Another circumstance adds to the embarrassment of those who approach the Principles and the three Dialogues through the Essay on Vision. The Essay offers no exception to the lax employment of equivocal words familiar in the early literature of English philosophy, [pg 097] but which is particularly inconvenient in the subtle discussions to which we are here introduced. At the present day we are perhaps accustomed to more precision and uniformity in the philosophical use of language; at any rate we connect other meanings than those here intended with some of the leading words. It is enough to refer to such terms as idea, notion, sensation, perception, touch, externality, distance, and their conjugates. It is difficult for the modern reader to revive and remember the meanings which Berkeley intends by idea and notion—so significant in his vocabulary; and touch with him connotes muscular and locomotive experience as well as the pure sense of contact. Interchange of the terms outward, outness, externality, without the mind, and without the eye is confusing, if we forget that Berkeley implies that percipient mind is virtually coextensive with our bodily organism, so that being “without” or “at a distance from” our bodies is being at a distance from the percipient mind. I have tried in the annotations to relieve some of these ambiguities, of which Berkeley himself warns us (cf. sect. 120).
The Essay moreover abounds in repetitions, and interpolations of antiquated optics and physiology, so that its logical structure and even its supreme generalisation are not easily apprehended. I will try to disentangle them.
The reader must remember that this Essay on Vision is professedly an introspective appeal to human consciousness. It is an analysis of what human beings are conscious of when they see, the results being here and there applied, partly by way of verification, to solve some famous optical or physiological puzzle.
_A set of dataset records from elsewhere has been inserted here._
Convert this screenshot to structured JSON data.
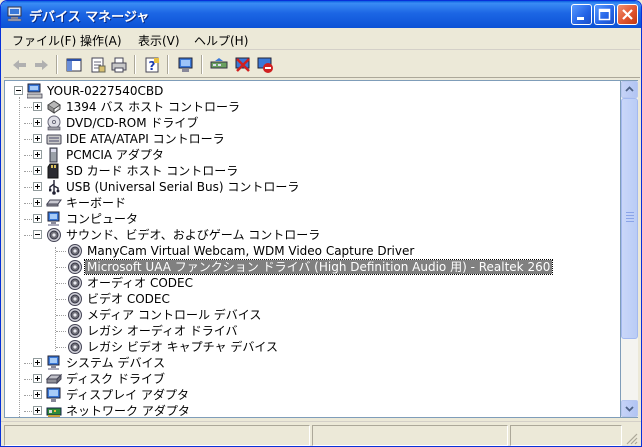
{
  "window": {
    "title": "デバイス マネージャ"
  },
  "menu": [
    "ファイル(F)",
    "操作(A)",
    "表示(V)",
    "ヘルプ(H)"
  ],
  "toolbar": [
    {
      "name": "back-arrow-icon"
    },
    {
      "name": "forward-arrow-icon"
    },
    {
      "name": "show-hide-tree-icon"
    },
    {
      "name": "properties-icon"
    },
    {
      "name": "print-icon"
    },
    {
      "name": "help-icon"
    },
    {
      "name": "scan-hardware-icon"
    },
    {
      "name": "update-driver-icon"
    },
    {
      "name": "disable-device-icon"
    },
    {
      "name": "uninstall-device-icon"
    }
  ],
  "tree": {
    "root": "YOUR-0227540CBD",
    "categories": [
      "1394 バス ホスト コントローラ",
      "DVD/CD-ROM ドライブ",
      "IDE ATA/ATAPI コントローラ",
      "PCMCIA アダプタ",
      "SD カード ホスト コントローラ",
      "USB (Universal Serial Bus) コントローラ",
      "キーボード",
      "コンピュータ",
      "サウンド、ビデオ、およびゲーム コントローラ"
    ],
    "sound_children": [
      "ManyCam Virtual Webcam, WDM Video Capture Driver",
      "Microsoft UAA ファンクション ドライバ (High Definition Audio 用) - Realtek 260",
      "オーディオ CODEC",
      "ビデオ CODEC",
      "メディア コントロール デバイス",
      "レガシ オーディオ ドライバ",
      "レガシ ビデオ キャプチャ デバイス"
    ],
    "categories_after": [
      "システム デバイス",
      "ディスク ドライブ",
      "ディスプレイ アダプタ",
      "ネットワーク アダプタ"
    ]
  },
  "colors": {
    "titlebar": "#0b52d6",
    "selection": "#808080",
    "window_bg": "#ece9d8"
  }
}
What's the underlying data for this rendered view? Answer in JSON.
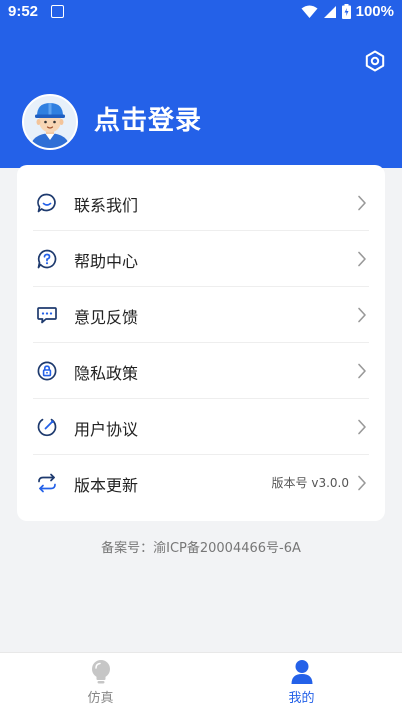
{
  "status_bar": {
    "time": "9:52",
    "battery": "100%"
  },
  "header": {
    "login_text": "点击登录",
    "settings_icon": "settings-hexagon-icon",
    "avatar": "worker-avatar",
    "background_color": "#2461e8"
  },
  "menu": {
    "items": [
      {
        "label": "联系我们",
        "icon": "chat-bubble-icon",
        "value": ""
      },
      {
        "label": "帮助中心",
        "icon": "help-icon",
        "value": ""
      },
      {
        "label": "意见反馈",
        "icon": "feedback-icon",
        "value": ""
      },
      {
        "label": "隐私政策",
        "icon": "privacy-icon",
        "value": ""
      },
      {
        "label": "用户协议",
        "icon": "agreement-icon",
        "value": ""
      },
      {
        "label": "版本更新",
        "icon": "update-icon",
        "value": "版本号 v3.0.0"
      }
    ]
  },
  "footer": {
    "icp": "备案号：渝ICP备20004466号-6A"
  },
  "tabbar": {
    "tabs": [
      {
        "label": "仿真",
        "icon": "bulb-icon",
        "active": false
      },
      {
        "label": "我的",
        "icon": "user-icon",
        "active": true
      }
    ],
    "active_color": "#2461e8",
    "inactive_color": "#888888"
  }
}
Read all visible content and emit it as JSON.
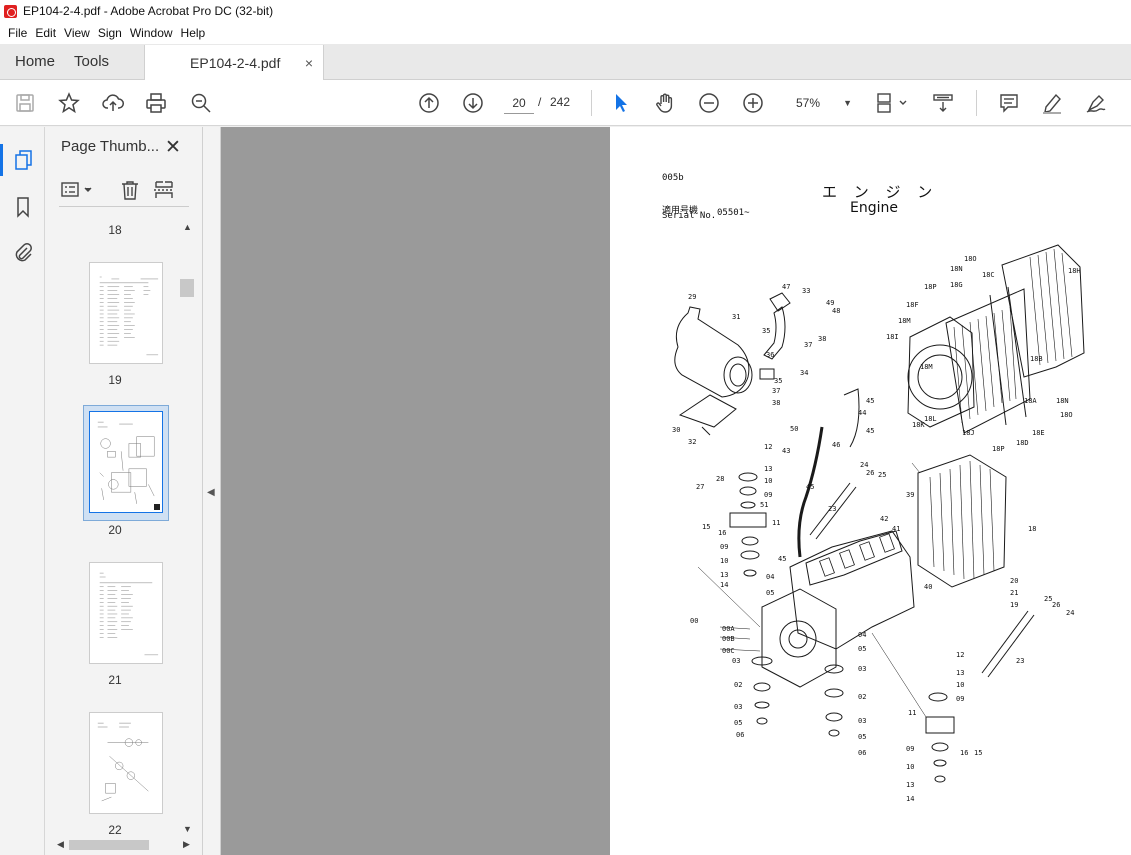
{
  "window": {
    "title": "EP104-2-4.pdf - Adobe Acrobat Pro DC (32-bit)"
  },
  "menu": [
    "File",
    "Edit",
    "View",
    "Sign",
    "Window",
    "Help"
  ],
  "tabs": {
    "home": "Home",
    "tools": "Tools",
    "document": "EP104-2-4.pdf",
    "close": "×"
  },
  "toolbar": {
    "current_page": "20",
    "page_separator": "/",
    "total_pages": "242",
    "zoom": "57%"
  },
  "panel": {
    "title": "Page Thumb...",
    "thumbnails": [
      {
        "label": "18"
      },
      {
        "label": "19"
      },
      {
        "label": "20",
        "selected": true
      },
      {
        "label": "21"
      },
      {
        "label": "22"
      }
    ]
  },
  "document_page": {
    "code": "005b",
    "title_jp": "エ ン ジ ン",
    "title_en": "Engine",
    "serial_label_jp": "適用号機",
    "serial_label_en": "Serial No.",
    "serial_value": "05501~",
    "part_labels": [
      "29",
      "31",
      "47",
      "33",
      "49",
      "48",
      "35",
      "36",
      "37",
      "38",
      "34",
      "35",
      "37",
      "38",
      "30",
      "32",
      "45",
      "44",
      "45",
      "46",
      "50",
      "43",
      "12",
      "28",
      "13",
      "27",
      "10",
      "09",
      "51",
      "23",
      "45",
      "15",
      "16",
      "11",
      "09",
      "10",
      "13",
      "14",
      "45",
      "04",
      "05",
      "24",
      "26",
      "25",
      "39",
      "42",
      "41",
      "40",
      "18",
      "20",
      "21",
      "19",
      "25",
      "26",
      "24",
      "23",
      "00",
      "00A",
      "00B",
      "00C",
      "03",
      "02",
      "03",
      "05",
      "06",
      "04",
      "05",
      "03",
      "02",
      "03",
      "05",
      "06",
      "12",
      "13",
      "10",
      "09",
      "11",
      "16",
      "15",
      "09",
      "10",
      "13",
      "14",
      "18O",
      "18N",
      "18H",
      "18C",
      "18P",
      "18G",
      "18F",
      "18M",
      "18I",
      "18M",
      "18B",
      "18N",
      "18A",
      "18O",
      "18L",
      "18K",
      "18J",
      "18P",
      "18D",
      "18E"
    ]
  }
}
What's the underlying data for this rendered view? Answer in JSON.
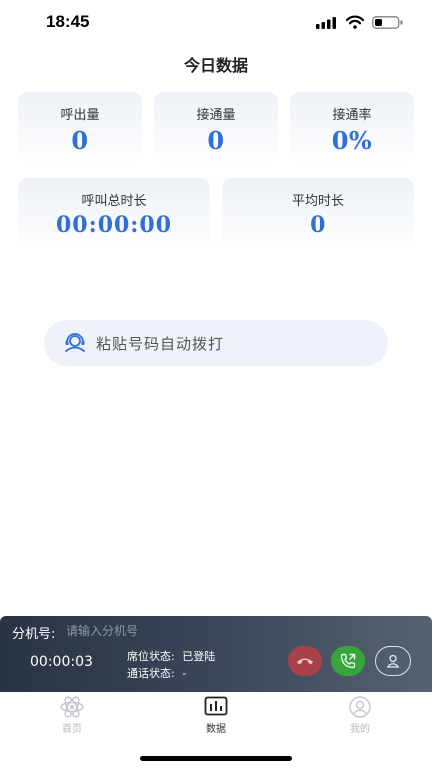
{
  "status_bar": {
    "time": "18:45"
  },
  "page": {
    "title": "今日数据"
  },
  "stats": {
    "calls_out": {
      "label": "呼出量",
      "value": "0"
    },
    "connected": {
      "label": "接通量",
      "value": "0"
    },
    "connect_rate": {
      "label": "接通率",
      "value": "0%"
    },
    "total_duration": {
      "label": "呼叫总时长",
      "value": "00:00:00"
    },
    "avg_duration": {
      "label": "平均时长",
      "value": "0"
    }
  },
  "paste_dial": {
    "label": "粘贴号码自动拨打",
    "icon": "headset-icon"
  },
  "call_bar": {
    "extension_label": "分机号:",
    "extension_placeholder": "请输入分机号",
    "extension_value": "",
    "timer": "00:00:03",
    "seat_status_label": "席位状态:",
    "seat_status_value": "已登陆",
    "call_status_label": "通话状态:",
    "call_status_value": "-"
  },
  "tabs": [
    {
      "label": "首页",
      "icon": "atom-icon",
      "active": false
    },
    {
      "label": "数据",
      "icon": "chart-icon",
      "active": true
    },
    {
      "label": "我的",
      "icon": "user-icon",
      "active": false
    }
  ],
  "colors": {
    "accent_blue": "#2f6fd6",
    "hangup_red": "#a84148",
    "answer_green": "#36a53b",
    "call_bar_dark": "#2a3344"
  }
}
The aim is to present the facts, the whole facts, and nothing but the facts of our internal visual experience, as distinguished from supposed facts and empty abstractions, which an irregular exercise of imagination, or abuse of words, had put in their place. [pg 098] The investigation, moreover, is not concerned with Space in its metaphysical infinity, but with finite sections of Space and their relations, which concern the sciences, physical and mathematical, and with real or tangible Distance, Magnitude, and Place, in their relation to seeing.
From the second section onwards the Essay naturally falls into six Parts, devoted successively to the proof of the six following theses regarding the relation of Sight to finite spaces and to things extended:—
I. (Sect. 2-51.) Distance, or outness from the eye in the line of vision, is not seen: it is only suggested to the mind by visible phenomena and by sensations felt in the eye, all which are somehow its arbitrarily constituted and non-resembling Signs.
II. (Sect. 52-87.) Magnitude, or the amount of space that objects of sense occupy, is really invisible: we only see a greater or less quantity of colour, and colour depends upon percipient mind: our supposed visual perceptions of real magnitude are only our own interpretations of the tactual meaning of the colours we see, and of sensations felt in the eye, which are its Signs.
III. (Sect. 88-120.) Situation of objects of sense, or their real relation to one another in ambient space, is invisible: what we see is variety in the relations of colours to one another: our supposed vision of real tangible locality is only our interpretation of its visual non-resembling Signs.
IV. (Sect. 121-46.) There is no object that is presented in common to Sight and Touch: space or extension, which has the best claim to be their common object, is specifically as well as numerically different in Sight and in Touch.